In the same philosophy as the sport model promoted by the European Union, European football leagues are based on the possibility of promotion and relegation on the basis of sporting merit. These current leagues then promote interactions between clubs of different sizes from different countries. With the implementation of closed competitions where the same clubs would compete against each other all the time, the interactions between clubs of different levels and sizes will no longer exist. Yet these interactions are beneficial and bring a lot to the European football model. For Jaroslav Doležal, vice-president of FK Jablonec[2], this system allows everyone to learn from each other to constantly improve the current system. It is obvious that ‘medium-sized’ football clubs that do not have the same financial resources as others can offer a different management model. Smaller clubs tend to focus more on ‘passion and enthusiasm’, while larger clubs are more professional in their management. Each can and must learn from the other to offer a model that is efficient, economically sustainable and close to the supporters.

Promoting, supporting, and advocating for the social value of football

European football remains an extremely profitable business. The latest Money League[3] report showed that the top revenue-generating clubs generated an average of €8.187 million in revenue in the 2020/21 season. Gross revenues from the UEFA competitions for the 2022/23 season are already estimated at around €3.5 billion. Parallel projects such as the Super League one would increase the concentration of wealth in a few clubs. Moreover, these parallel leagues say nothing about their social impact. Football is not and should not only be an economic activity. Football is, in a Maussian angle, a total social fact. It affects all spheres of our society: economic, social, political, diplomatic… As the researcher Tjalle van der Burg reminded us, economic issues do not only revolve around the distribution and allocation of income. The question is also and above all about the way in which this income can be used and invested in social projects.

Part of the wealth created by football should be reinvested in society. It is crucial to mobilise the football world to commit a part of the revenues they generate to social projects. For example, it is possible to impose that a percentage of the salaries received by professional footballers be donated to social projects. From this point of view, as the salaries of professionals are heterogeneous, it would be necessary to define a minimum salary level eligible for such a system.

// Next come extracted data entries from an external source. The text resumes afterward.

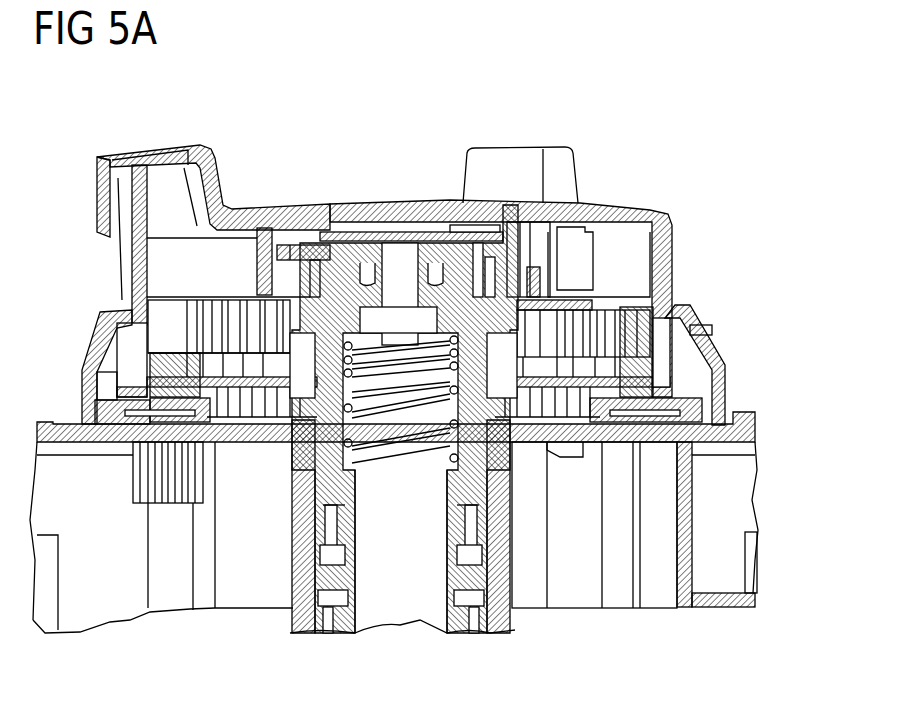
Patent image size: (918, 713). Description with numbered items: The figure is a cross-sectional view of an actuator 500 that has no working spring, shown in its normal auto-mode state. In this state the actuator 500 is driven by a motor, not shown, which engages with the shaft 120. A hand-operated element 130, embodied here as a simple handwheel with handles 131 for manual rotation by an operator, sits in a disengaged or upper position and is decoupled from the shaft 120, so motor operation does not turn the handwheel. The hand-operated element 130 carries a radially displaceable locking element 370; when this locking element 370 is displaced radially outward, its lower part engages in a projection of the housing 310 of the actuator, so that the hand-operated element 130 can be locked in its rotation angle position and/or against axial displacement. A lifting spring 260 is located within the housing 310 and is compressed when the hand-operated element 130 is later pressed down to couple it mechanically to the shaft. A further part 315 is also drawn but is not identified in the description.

The actuator 500 is at (411, 381).
The hand-operated element 130 is at (282, 180).
The handles 131 is at (197, 147).
The radially displaceable locking element 370 is at (606, 212).
The flange 315 is at (708, 345).
The housing 310 is at (500, 617).
The lifting spring 260 is at (375, 413).
The shaft 120 is at (415, 612).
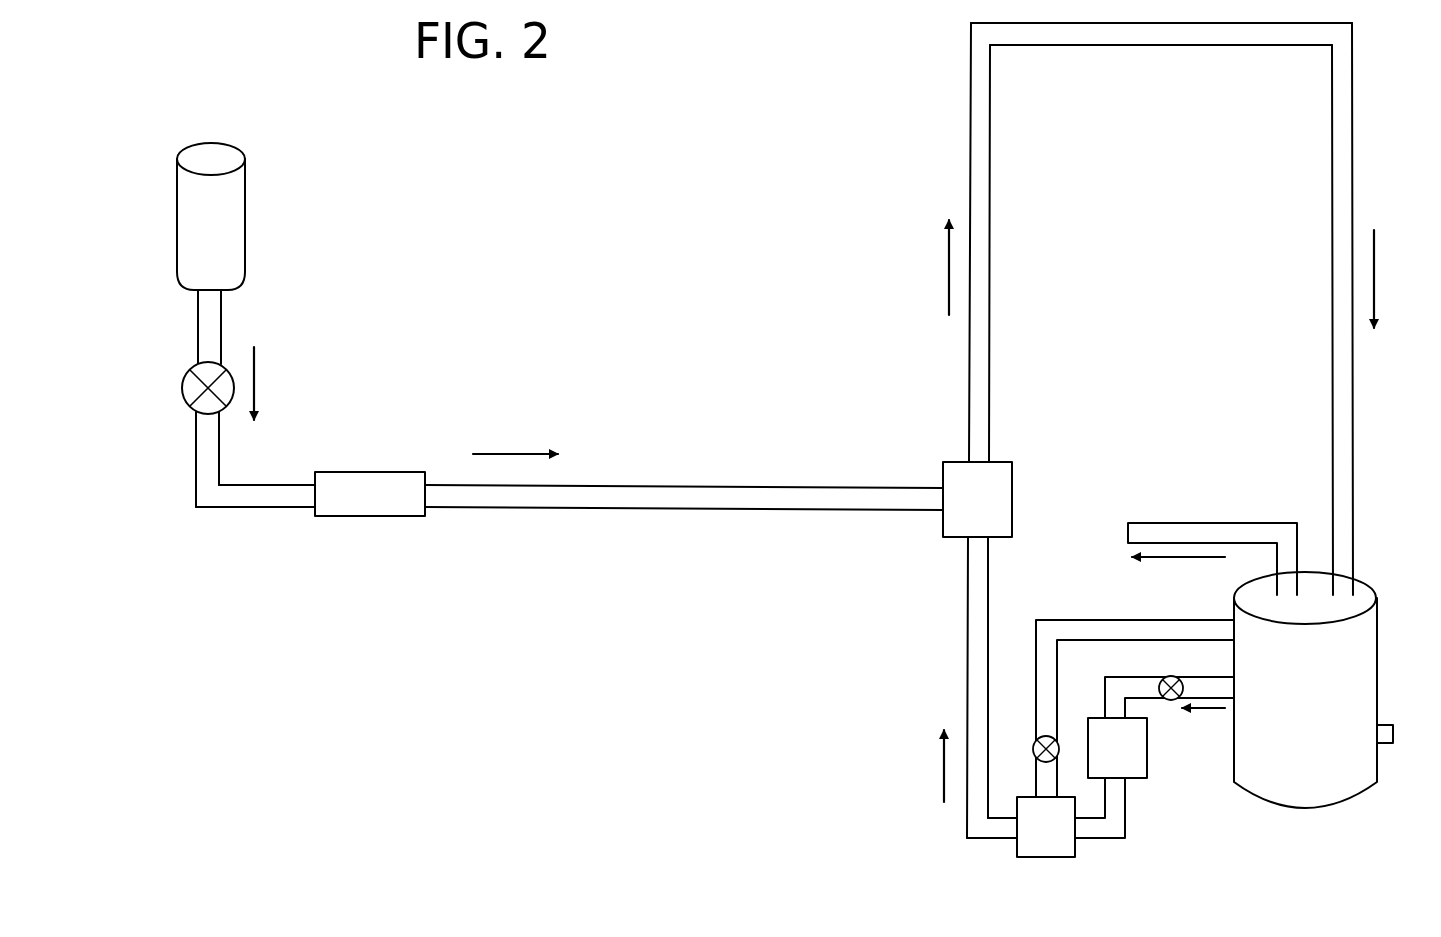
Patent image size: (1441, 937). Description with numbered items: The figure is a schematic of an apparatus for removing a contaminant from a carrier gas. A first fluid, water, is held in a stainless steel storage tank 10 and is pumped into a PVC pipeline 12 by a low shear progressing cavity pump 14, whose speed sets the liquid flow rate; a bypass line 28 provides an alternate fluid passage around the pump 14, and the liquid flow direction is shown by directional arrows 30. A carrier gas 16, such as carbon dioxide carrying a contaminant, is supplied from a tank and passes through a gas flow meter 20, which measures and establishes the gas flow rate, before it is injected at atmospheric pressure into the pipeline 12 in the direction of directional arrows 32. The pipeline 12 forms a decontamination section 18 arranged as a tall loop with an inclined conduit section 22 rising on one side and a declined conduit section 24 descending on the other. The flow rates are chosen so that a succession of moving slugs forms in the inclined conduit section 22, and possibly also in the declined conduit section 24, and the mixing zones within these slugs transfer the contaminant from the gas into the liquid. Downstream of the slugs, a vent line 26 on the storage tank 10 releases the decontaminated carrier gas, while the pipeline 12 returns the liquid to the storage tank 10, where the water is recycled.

The storage tank 10 is at (1286, 707).
The pipeline 12 is at (665, 487).
The pump 14 is at (1101, 764).
The carrier gas 16 is at (194, 230).
The decontamination section 18 is at (1090, 430).
The gas flow meter 20 is at (350, 506).
The inclined conduit section 22 is at (989, 248).
The declined conduit section 24 is at (1331, 273).
The vent line 26 is at (1193, 522).
The bypass line 28 is at (1065, 618).
The directional arrows 30 is at (938, 763).
The directional arrows 32 is at (254, 378).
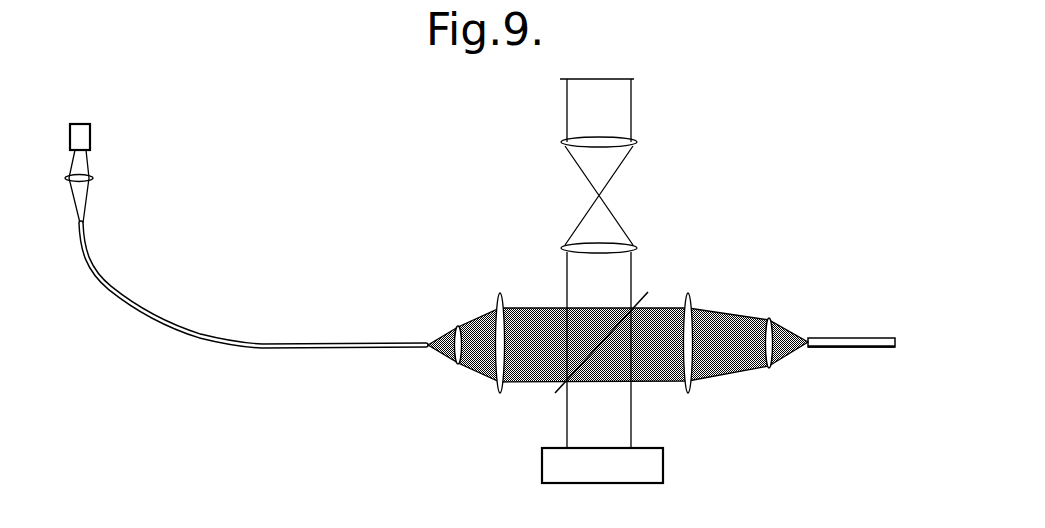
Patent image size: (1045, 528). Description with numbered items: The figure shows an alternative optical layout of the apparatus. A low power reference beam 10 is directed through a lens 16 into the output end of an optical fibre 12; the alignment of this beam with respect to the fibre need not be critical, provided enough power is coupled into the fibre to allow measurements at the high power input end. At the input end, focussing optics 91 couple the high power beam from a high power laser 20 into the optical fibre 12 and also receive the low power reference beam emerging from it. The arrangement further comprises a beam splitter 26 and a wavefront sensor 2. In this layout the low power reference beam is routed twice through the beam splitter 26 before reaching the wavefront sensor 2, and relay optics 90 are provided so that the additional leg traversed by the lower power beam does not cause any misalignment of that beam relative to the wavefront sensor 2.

Giving fans a greater say in the European football system

European, and particularly English fans have been at the heart of the clashes since the announcement of the Super League project. We remember, for example, the fans of the English club Chelsea gathering outside Stamford Bridge stadium with signs such as “Super Greed” or “Fans, not Customers”. The creation of a closed league such as Super League would lead to an even stricter concentration of wealth in certain big clubs, leaving the fans out. The central issues with the establishment of such a league are the following: How much would it cost to buy a ticket to see your favourite team? By which company, how, and at what prices would the matches be broadcast? All this would drive fans further away from their clubs.

Does European football really have a future without its fans? For the “defenders” of business football with a purely economic vision, maybe so. However, the social value of football mentioned above is created and brought to life by the fans. The football fans, not the football spectators, keep the European football alive, no matter what some may say.

Clubs and major football bodies must therefore give fans a paramount position in their governance bodies. As Stuart Dykes pointed out, many European institutions (Council of Europe, European Parliament) have already adopted resolutions regarding this issue. It is now urgent and crucial that real European directives in favour of a better inclusion of supporters in the decision-making process be issued.


[1] First division of the Spanish elite football league.

[2] Football club playing in the Czech first division.

[3] A report published by the consulting firm Deloitte analysing the financial performance profile of the top revenue-generating clubs in world football each season.